Jun 13 2020

Name That Algorithm #4

One project that I have been working on recently is gathering property tax information. While the reason isn’t particularly interesting, what is interesting is my recent optimization. Previously, I had been archiving the raw html files. To get the information in a human readable CSV format, I ran a Node.js parser which utilized cheerio. I was only concerned with a couple of the fields, so I just plucked those out and plopped them in a CSV.

After about 6 months of using this tool, the pain points started to set in. Processing an html file in Node and cheerio ended up taking roughly a half second per file. When you have approximately 40,000 files, this takes a long time – over five hours.

There are two low hanging fruit to attack:

Cheerio claims that it is a blazing fast DOM. However, in my case, I didn’t need an entire DOM. I just want to linearly parse my data. Manipulating and rendering is not needed. I had a feeling that the extra bells and whistles held some overhead.

It is common in coding interviews to have data preprocessing as part of a solution to a whiteboard problem. With this being a common in big-data, I knew this to be a solution to my issue

Let’s name the algorithm for processing this data. Instead of showing an algorithm that requires optimizing, I am going to show some data that needs to be processed.

Consider some tabular data of tax payments on a property.

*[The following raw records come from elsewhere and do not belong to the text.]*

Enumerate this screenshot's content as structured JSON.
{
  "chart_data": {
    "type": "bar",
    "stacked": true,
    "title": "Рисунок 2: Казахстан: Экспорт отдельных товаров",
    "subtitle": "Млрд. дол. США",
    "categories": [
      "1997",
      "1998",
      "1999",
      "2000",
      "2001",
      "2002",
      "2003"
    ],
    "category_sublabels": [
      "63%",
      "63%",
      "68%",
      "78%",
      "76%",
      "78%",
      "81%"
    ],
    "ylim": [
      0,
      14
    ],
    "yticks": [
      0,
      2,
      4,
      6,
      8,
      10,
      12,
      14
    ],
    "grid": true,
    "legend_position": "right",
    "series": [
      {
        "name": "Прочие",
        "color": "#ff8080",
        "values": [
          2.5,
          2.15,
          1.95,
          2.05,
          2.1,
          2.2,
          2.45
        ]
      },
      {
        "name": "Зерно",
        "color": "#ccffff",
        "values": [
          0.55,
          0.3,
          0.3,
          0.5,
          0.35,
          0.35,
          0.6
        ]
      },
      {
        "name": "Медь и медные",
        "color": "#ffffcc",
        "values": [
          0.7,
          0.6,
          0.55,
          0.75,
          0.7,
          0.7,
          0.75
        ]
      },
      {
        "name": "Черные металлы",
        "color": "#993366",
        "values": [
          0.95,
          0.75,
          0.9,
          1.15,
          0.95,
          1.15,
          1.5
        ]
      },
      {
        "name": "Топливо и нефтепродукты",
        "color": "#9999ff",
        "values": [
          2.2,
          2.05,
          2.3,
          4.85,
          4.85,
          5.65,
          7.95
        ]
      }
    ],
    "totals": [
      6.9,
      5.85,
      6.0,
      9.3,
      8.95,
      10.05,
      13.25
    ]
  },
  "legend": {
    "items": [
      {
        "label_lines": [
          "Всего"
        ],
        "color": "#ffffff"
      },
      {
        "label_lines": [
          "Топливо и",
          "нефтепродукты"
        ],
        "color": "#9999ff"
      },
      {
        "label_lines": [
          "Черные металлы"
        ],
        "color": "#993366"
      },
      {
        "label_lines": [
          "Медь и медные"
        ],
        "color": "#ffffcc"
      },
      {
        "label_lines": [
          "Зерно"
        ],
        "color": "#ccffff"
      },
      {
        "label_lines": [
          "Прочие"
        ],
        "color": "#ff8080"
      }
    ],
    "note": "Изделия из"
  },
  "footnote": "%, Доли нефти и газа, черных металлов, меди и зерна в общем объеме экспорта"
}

In my case this was an HTML table:

| Status | Payment Date | Type   | Amount | Receipt Number |
| Paid   | 01/01/2020   | A      | $1000  | 1234           |
| Paid   | 02/01/2020   | A      | $1000  | 1235           |
| Paid   | 03/01/2020   | A      | $1000  | 1236           |

The tool I chose for the job is Pythons built-in html.parser. It is fairly easy to use the handle_data override to extract the above into an array. I knew that this was going to by snappy since this underlying parser is compiled into bytecode.

  'Status', 'Payment Date', 'Type', 'Amount', 'Receipt Number',

Now that Python has processed my data into a flat array, we need to label this information, similar to the table above. More specifically, I want something like:

    'Status': 'Paid',
    'Payment Date': '01/01/2020',
    'Type': 'A',
    'Amount': '$1000',
    'Receipt Number': '1234'

What algorithm is this? Scroll down for the answer.

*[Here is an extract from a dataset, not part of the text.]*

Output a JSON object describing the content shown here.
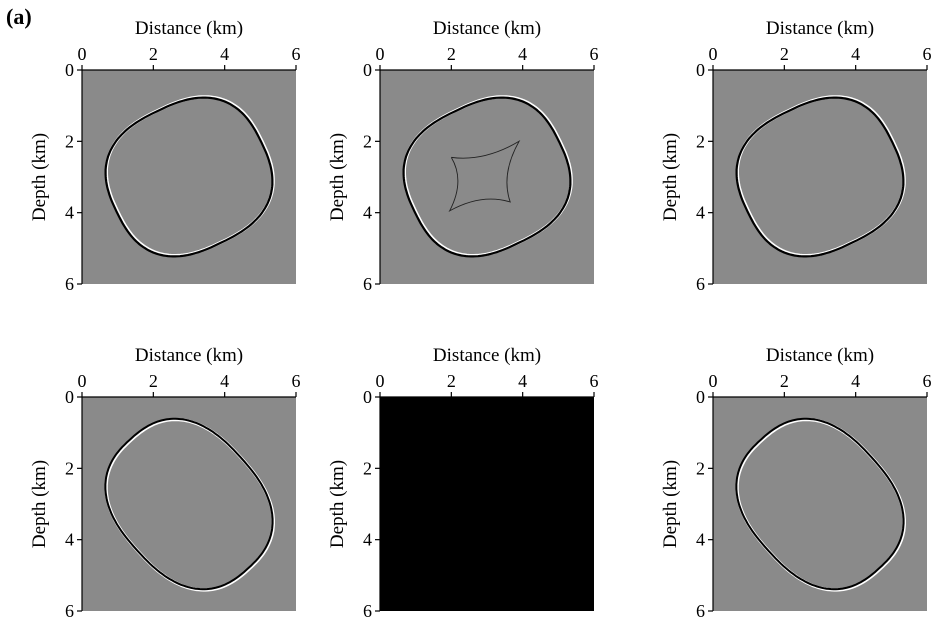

I felt it makes sense to use chunk. Since it is guaranteed that empty cells (<td></td>) parse as empty string, we don’t need to worry about offset issues. The result of chunk yields:

  ['Status', 'Payment Date', 'Type', 'Amount', 'Receipt Number'],

Now it’s pretty trivial to get this in the desired object format. Chop off the 0th index and then access each sub-index per attribute. You can even use the invokeMap algorithm if you want to get fancy. Happy coding!